Peace eternally awaits us on the other side of the wall! When the wall comes down, we will realise, how stupid we had been all along... weaving all sorts of stories about the 'bizarre people' on the other side - hating them, condemning them, swearing to destroy them... When the wall comes down, we will realise how similar we all are - yes, the East Germans and the West Germans ... the citizens of the US and the USSR. Between the Twiddle Dee's and the Twiddle Dum's runs not only a river but also a wild human mind!

When the walls collapse, the men, women and children simply cry. Simply rejoice, celebrate.

We need to communicate our intention. We need to express our desire for peace and brotherhood. There is no other way to bring the wall down; no miracle is going to happen. The wall will come down, only when we 'will' for it. Raman will speak to his father - or the father to Raman - only when they 'will' for it, earnestly yearn for peace.

The story of the Hindi movie 'Shakti' is a moving testimony for this invisible wall called 'ego'. The ace storytellers - Salim-Javed - had scripted this story so brilliantly.

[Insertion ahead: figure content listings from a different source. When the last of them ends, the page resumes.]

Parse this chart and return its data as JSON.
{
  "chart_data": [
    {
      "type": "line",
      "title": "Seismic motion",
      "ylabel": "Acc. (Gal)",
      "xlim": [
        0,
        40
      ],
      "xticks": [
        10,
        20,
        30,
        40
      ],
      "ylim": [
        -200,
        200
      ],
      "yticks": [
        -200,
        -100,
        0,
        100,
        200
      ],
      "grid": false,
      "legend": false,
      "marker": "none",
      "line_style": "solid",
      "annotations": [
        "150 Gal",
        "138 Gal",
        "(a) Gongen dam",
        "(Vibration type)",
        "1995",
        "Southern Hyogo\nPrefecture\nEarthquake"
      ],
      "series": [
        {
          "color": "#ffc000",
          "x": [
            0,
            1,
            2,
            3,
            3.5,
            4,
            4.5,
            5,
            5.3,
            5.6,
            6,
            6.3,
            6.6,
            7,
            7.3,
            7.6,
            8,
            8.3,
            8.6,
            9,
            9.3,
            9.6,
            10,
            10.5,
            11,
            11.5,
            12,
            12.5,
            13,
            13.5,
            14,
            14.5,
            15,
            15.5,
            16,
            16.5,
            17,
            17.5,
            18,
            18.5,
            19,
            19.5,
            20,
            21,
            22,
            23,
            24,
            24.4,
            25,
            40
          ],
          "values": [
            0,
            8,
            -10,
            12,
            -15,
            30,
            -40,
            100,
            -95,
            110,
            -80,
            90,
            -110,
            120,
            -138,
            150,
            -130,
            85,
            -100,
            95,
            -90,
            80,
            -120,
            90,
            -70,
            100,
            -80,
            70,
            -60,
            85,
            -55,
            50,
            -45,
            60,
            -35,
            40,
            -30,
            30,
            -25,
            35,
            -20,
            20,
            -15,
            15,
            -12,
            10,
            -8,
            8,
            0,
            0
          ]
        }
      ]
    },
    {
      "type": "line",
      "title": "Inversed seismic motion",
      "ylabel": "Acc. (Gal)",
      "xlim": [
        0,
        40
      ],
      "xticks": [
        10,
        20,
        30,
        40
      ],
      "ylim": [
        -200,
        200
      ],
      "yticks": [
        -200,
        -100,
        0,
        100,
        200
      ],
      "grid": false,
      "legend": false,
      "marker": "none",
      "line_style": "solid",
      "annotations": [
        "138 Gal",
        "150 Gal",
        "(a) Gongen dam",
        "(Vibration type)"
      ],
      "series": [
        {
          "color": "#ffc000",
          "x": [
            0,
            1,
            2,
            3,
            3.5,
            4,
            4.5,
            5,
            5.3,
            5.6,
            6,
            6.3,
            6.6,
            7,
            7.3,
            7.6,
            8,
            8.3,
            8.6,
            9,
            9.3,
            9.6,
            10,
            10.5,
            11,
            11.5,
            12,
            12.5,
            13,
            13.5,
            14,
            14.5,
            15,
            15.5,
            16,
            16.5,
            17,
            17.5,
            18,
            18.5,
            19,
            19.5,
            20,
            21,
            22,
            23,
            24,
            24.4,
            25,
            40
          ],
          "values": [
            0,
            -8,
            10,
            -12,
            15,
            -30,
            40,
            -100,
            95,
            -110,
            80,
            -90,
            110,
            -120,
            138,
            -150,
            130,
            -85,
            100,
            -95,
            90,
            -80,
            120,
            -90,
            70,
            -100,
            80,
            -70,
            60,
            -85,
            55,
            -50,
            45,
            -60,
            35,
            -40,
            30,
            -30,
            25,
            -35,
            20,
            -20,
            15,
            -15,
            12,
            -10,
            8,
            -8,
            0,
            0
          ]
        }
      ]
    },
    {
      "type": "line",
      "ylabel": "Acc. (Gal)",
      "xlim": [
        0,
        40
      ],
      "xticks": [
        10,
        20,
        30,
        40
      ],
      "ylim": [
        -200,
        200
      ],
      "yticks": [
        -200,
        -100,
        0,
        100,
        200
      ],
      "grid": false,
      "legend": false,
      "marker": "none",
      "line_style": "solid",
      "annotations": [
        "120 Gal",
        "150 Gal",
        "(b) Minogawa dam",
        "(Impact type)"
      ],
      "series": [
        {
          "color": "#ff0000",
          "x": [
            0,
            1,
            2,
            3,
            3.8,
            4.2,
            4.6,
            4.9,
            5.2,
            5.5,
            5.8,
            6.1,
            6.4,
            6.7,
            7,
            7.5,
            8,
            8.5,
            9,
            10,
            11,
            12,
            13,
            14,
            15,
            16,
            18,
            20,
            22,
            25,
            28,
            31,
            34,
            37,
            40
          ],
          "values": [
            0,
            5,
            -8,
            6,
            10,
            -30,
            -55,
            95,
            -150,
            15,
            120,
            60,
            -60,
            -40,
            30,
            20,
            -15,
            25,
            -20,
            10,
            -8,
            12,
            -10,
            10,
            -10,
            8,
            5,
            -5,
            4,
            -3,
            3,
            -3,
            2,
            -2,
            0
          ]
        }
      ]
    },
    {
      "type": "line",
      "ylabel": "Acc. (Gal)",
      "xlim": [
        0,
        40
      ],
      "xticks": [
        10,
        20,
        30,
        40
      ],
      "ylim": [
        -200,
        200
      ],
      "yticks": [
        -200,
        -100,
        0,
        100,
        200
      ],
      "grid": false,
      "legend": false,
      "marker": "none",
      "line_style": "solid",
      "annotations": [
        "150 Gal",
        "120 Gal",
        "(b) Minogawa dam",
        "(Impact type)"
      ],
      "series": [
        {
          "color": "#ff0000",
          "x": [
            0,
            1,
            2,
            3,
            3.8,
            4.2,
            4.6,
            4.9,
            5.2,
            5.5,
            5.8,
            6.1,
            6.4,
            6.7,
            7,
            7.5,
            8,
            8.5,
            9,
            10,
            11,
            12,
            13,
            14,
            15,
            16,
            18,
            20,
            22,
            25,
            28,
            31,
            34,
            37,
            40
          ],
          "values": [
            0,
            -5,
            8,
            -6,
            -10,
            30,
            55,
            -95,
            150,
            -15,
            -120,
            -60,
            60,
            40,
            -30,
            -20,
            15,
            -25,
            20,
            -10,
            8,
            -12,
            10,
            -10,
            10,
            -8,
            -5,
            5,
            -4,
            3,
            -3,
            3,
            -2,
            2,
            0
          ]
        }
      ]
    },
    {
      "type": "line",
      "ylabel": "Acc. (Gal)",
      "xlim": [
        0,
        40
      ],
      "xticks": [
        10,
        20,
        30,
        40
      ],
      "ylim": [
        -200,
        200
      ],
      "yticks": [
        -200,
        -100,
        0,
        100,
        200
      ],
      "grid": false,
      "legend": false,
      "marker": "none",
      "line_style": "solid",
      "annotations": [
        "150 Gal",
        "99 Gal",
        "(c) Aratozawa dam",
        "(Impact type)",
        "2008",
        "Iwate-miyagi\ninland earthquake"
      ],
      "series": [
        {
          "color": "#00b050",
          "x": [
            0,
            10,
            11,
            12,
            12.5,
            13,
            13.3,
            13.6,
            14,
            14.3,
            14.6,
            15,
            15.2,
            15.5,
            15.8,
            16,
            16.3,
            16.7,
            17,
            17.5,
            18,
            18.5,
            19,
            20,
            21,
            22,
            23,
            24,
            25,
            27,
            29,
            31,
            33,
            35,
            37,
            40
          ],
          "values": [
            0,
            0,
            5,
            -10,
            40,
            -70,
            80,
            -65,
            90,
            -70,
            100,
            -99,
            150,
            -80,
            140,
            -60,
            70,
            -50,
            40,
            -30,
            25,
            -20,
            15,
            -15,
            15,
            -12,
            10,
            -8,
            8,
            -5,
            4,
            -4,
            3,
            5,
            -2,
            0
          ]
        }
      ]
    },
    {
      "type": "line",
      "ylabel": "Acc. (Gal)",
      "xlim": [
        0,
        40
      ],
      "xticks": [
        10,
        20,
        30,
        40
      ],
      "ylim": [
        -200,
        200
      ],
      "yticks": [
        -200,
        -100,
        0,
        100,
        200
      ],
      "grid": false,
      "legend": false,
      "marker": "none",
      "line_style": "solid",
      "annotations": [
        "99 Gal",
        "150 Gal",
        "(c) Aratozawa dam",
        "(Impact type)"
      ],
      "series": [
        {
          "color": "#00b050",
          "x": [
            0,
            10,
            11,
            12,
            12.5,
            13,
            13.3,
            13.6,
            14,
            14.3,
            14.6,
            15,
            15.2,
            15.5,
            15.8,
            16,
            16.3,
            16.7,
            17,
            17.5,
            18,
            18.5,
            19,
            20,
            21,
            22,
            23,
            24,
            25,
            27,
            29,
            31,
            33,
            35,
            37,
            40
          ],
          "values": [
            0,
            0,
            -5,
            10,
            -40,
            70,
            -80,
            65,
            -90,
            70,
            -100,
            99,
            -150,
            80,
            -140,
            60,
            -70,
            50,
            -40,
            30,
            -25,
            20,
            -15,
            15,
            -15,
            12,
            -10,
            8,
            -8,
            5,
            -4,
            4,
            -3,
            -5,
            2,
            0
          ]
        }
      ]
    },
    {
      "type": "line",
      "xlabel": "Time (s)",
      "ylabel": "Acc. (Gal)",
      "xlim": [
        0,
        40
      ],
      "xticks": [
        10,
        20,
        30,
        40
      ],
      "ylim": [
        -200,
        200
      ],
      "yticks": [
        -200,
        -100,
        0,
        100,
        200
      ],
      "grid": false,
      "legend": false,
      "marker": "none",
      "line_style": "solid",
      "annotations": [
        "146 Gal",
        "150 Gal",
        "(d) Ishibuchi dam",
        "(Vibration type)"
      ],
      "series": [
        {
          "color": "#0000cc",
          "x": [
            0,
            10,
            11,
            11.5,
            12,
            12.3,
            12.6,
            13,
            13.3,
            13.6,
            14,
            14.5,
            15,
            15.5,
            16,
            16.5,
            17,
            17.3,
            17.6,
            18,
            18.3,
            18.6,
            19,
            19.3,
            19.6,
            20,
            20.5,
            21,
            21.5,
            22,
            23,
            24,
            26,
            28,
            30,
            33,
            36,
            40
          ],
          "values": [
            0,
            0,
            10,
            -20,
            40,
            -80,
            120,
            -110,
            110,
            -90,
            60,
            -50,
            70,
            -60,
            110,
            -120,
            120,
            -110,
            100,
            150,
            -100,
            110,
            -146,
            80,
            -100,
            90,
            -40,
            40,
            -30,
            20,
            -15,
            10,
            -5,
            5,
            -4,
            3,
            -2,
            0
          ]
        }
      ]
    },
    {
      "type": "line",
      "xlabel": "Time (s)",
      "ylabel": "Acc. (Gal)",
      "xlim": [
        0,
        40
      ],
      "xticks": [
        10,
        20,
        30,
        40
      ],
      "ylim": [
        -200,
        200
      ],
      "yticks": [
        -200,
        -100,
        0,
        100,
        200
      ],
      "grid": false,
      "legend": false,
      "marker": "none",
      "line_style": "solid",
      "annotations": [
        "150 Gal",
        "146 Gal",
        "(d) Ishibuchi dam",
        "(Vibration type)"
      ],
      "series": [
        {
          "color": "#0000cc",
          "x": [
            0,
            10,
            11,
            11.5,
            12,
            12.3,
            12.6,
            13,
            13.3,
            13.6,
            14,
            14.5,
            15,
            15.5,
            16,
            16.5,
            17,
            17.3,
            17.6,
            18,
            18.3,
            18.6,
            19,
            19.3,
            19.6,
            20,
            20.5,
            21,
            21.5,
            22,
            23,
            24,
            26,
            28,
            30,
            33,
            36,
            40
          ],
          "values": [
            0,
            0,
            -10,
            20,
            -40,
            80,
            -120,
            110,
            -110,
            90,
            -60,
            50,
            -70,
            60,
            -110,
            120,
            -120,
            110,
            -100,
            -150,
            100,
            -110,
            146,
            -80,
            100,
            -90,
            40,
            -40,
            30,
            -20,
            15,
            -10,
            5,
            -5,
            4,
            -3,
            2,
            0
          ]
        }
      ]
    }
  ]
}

How the upright father, Dilip Kumar, and the rebellious son, Amitabh Bachchan, love each other but suffer the hell-fire of a long ego trip... how, one moment, their hearts bring them so close to each other, and, then, how, the very next moment, their ego-soaked minds take them away, so far ... This is a remarkable saga of simple love being made complicated by lack of clear intention and communication. In the final scene, Amitabh, the son who had strayed away into the criminal path, is shot down by his father, Dilip Kumar, the uncompromisingly honest police officer. In this scene, the son dies in the arms of his father. Before the last breath goes out, the father keeps urging his son not to go away... but, the son keeps saying that it is not possible, that he has to. The father fervently reminds, for the last time, to his son:

"Son, I have always loved you."

The son asks: "Dad, then, why didn't you tell me that?"

One must be a rock not to melt, when the son dies with those words!

Yes, why don't we tell, that we love?

Raman, it is not too late, dear, to tell... or, even, to ask.


GERALD D'CUNHA

Comments

Girish Dhameja said…
Yes, An Egotrip leads nowhere. Every one suffers from ego at some or the other time of there life but we need to control that or its the ego which control our life.
And the same happened to me! as if u r telling me my own story...I didnt say those golden words so far, but I will...I have to!!
Shankar said…
More than 3 months, since the last post? What's the matter?